2:12 エリシャはこれを見て、「わが父よ、わが父よ、イスラエルの戦車よ、その騎兵よ」と叫んだが、もうエリヤは見えなかった。エリシャは自分の衣をつかんで二つに引き裂いた。
2:13 エリヤの着ていた外套が落ちて来たので、彼はそれを拾い、ヨルダンの岸辺に引き返して立ち、
2:14 落ちて来たエリヤの外套を取って、それで水を打ち、「エリヤの神、主はどこにおられますか」と言った。エリシャが水を打つと、水は左右に分かれ、彼は渡ることができた。
>>>瞬く間にエリヤは天に引き上げられますが、エリシャの外套が落ちてきます。エリシャは神に祈り、その外套でヨルダン川をエリヤのように打って見ると、果たして彼が願っていたように水は左右に分かれ、無事渡り終えることができました。エリヤの後継者としてエリシャが宣教する時が来たと言うことでしょう。
>>>今回の箇所でエリヤは3つの場所に行きます。ベテルとエリコとヨルダン川です。これら三つに共通する特徴は何でしょうか。ベテルは信仰の父と言われるアブラハムがカナンの地に足を踏み入れた時に真っ先に主の祭壇を築いた特別な場所であり、その孫ヤコブ(後にイスラエルと名乗る)が神と契約を結び、信仰の継承を行っていく場所です。エリコはヨシュアがモーセの後継者として立てられた直後、神の導きに従ってカナンの地(その後イスラエルとなる)で最初に攻略した町です。そしてヨルダン川はバプテスマのヨハネが主イエスにバプテスマ(洗礼)を施した場所であり、主イエスの弟子たちもバプテスマを授けて行くことになる場所です。これらに共通しているのは、イスラエル史上重要な人物たちによる信仰継承の場所となったものだと言うことです。
>>>エリシャの行動を観察する時、彼にはどこまでも師であるエリヤに服従し、最後までエリヤに学び続け、従い続けようとする謙虚さと情熱を見ることができます。もうこれくらいで独立して自分の宣教を始めようと言うような態度は感じさせません。エリシャにとってエリヤは自分の目標ではありましたが、超えることができる師とは見ていなかったようです。

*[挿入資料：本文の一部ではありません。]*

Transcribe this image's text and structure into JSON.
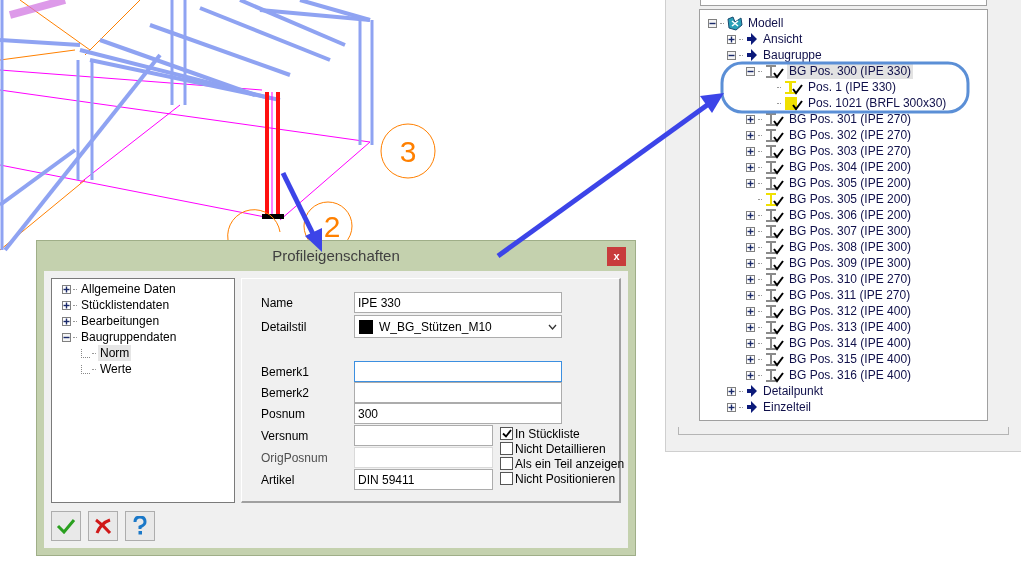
{
  "drawing": {
    "grid_labels": [
      "3",
      "2"
    ]
  },
  "model_tree": [
    {
      "label": "Modell",
      "kind": "model",
      "expanded": true,
      "selected": false,
      "children": [
        {
          "label": "Ansicht",
          "kind": "folder",
          "expanded": false,
          "selected": false
        },
        {
          "label": "Baugruppe",
          "kind": "folder",
          "expanded": true,
          "selected": false,
          "children": [
            {
              "label": "BG Pos. 300 (IPE 330)",
              "kind": "assembly",
              "expanded": true,
              "selected": true,
              "children": [
                {
                  "label": "Pos. 1 (IPE 330)",
                  "kind": "beam",
                  "selected": false
                },
                {
                  "label": "Pos. 1021 (BRFL 300x30)",
                  "kind": "plate",
                  "selected": false
                }
              ]
            },
            {
              "label": "BG Pos. 301 (IPE 270)",
              "kind": "assembly",
              "expanded": false,
              "selected": false
            },
            {
              "label": "BG Pos. 302 (IPE 270)",
              "kind": "assembly",
              "expanded": false,
              "selected": false
            },
            {
              "label": "BG Pos. 303 (IPE 270)",
              "kind": "assembly",
              "expanded": false,
              "selected": false
            },
            {
              "label": "BG Pos. 304 (IPE 200)",
              "kind": "assembly",
              "expanded": false,
              "selected": false
            },
            {
              "label": "BG Pos. 305 (IPE 200)",
              "kind": "assembly",
              "expanded": false,
              "selected": false
            },
            {
              "label": "BG Pos. 305 (IPE 200)",
              "kind": "beam-assembly",
              "selected": false
            },
            {
              "label": "BG Pos. 306 (IPE 200)",
              "kind": "assembly",
              "expanded": false,
              "selected": false
            },
            {
              "label": "BG Pos. 307 (IPE 300)",
              "kind": "assembly",
              "expanded": false,
              "selected": false
            },
            {
              "label": "BG Pos. 308 (IPE 300)",
              "kind": "assembly",
              "expanded": false,
              "selected": false
            },
            {
              "label": "BG Pos. 309 (IPE 300)",
              "kind": "assembly",
              "expanded": false,
              "selected": false
            },
            {
              "label": "BG Pos. 310 (IPE 270)",
              "kind": "assembly",
              "expanded": false,
              "selected": false
            },
            {
              "label": "BG Pos. 311 (IPE 270)",
              "kind": "assembly",
              "expanded": false,
              "selected": false
            },
            {
              "label": "BG Pos. 312 (IPE 400)",
              "kind": "assembly",
              "expanded": false,
              "selected": false
            },
            {
              "label": "BG Pos. 313 (IPE 400)",
              "kind": "assembly",
              "expanded": false,
              "selected": false
            },
            {
              "label": "BG Pos. 314 (IPE 400)",
              "kind": "assembly",
              "expanded": false,
              "selected": false
            },
            {
              "label": "BG Pos. 315 (IPE 400)",
              "kind": "assembly",
              "expanded": false,
              "selected": false
            },
            {
              "label": "BG Pos. 316 (IPE 400)",
              "kind": "assembly",
              "expanded": false,
              "selected": false
            }
          ]
        },
        {
          "label": "Detailpunkt",
          "kind": "folder",
          "expanded": false,
          "selected": false
        },
        {
          "label": "Einzelteil",
          "kind": "folder",
          "expanded": false,
          "selected": false
        }
      ]
    }
  ],
  "dialog": {
    "title": "Profileigenschaften",
    "close": "x",
    "tree": [
      {
        "label": "Allgemeine Daten",
        "expanded": false,
        "selected": false
      },
      {
        "label": "Stücklistendaten",
        "expanded": false,
        "selected": false
      },
      {
        "label": "Bearbeitungen",
        "expanded": false,
        "selected": false
      },
      {
        "label": "Baugruppendaten",
        "expanded": true,
        "selected": false,
        "children": [
          {
            "label": "Norm",
            "selected": true
          },
          {
            "label": "Werte",
            "selected": false
          }
        ]
      }
    ],
    "fields_top": [
      {
        "label": "Name",
        "kind": "text",
        "value": "IPE 330"
      },
      {
        "label": "Detailstil",
        "kind": "select",
        "value": "W_BG_Stützen_M10"
      }
    ],
    "fields_middle": [
      {
        "label": "Bemerk1",
        "focused": true
      },
      {
        "label": "Bemerk2",
        "focused": false
      },
      {
        "label": "Posnum",
        "value": "300",
        "focused": false
      }
    ],
    "fields_bottom": [
      {
        "label": "Versnum",
        "disabled": false
      },
      {
        "label": "OrigPosnum",
        "disabled": true
      },
      {
        "label": "Artikel",
        "value": "DIN 59411",
        "disabled": false
      }
    ],
    "checkboxes": [
      {
        "label": "In Stückliste",
        "checked": true
      },
      {
        "label": "Nicht Detaillieren",
        "checked": false
      },
      {
        "label": "Als ein Teil anzeigen",
        "checked": false
      },
      {
        "label": "Nicht Positionieren",
        "checked": false
      }
    ],
    "buttons": [
      {
        "kind": "ok"
      },
      {
        "kind": "cancel"
      },
      {
        "kind": "help"
      }
    ]
  }
}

>>>エリヤが天に引き上げられる間際にエリシャの元にエリヤの外套が落ちて来ます。エリヤが意図的にエリシャに最後に譲ろうとしたものなのではないでしょうか。その外套はかつてエリシャを後継者として任命した儀式の時にエリシャに着せた外套でもありました(列王記上19章19節)。帰り際にエリシャはその外套を用いてエリヤ同様にヨルダン川の水を打ちます。その奇跡を行う時、エリシャは「エリヤの神、主」と神にしっかりと照準を合わせて祈る者に変えられています。エリヤの行動だけでなく、エリヤの信仰をしっかりと受け継いでいるエリシャの姿がここにあります。
分かち合いのポイント
・エリシャのように私たちは主イエスを仰ぎ見、どこまでも師と仰ぎ、人生の最後まで従い通していくことができるでしょうか。また、私たちもエリヤのように師と仰がれ、信仰の後輩たちを最後まで導き続けることができるでしょうか。今回の大事なテーマではないかと示されます。
・最後の場面でエリシャがエリヤから後継者としての賜物を譲り受けたように、私たちは主イエスからどのような賜物を受け継ぎ、それを用いていくことができるでしょうか。分かち合いましょう。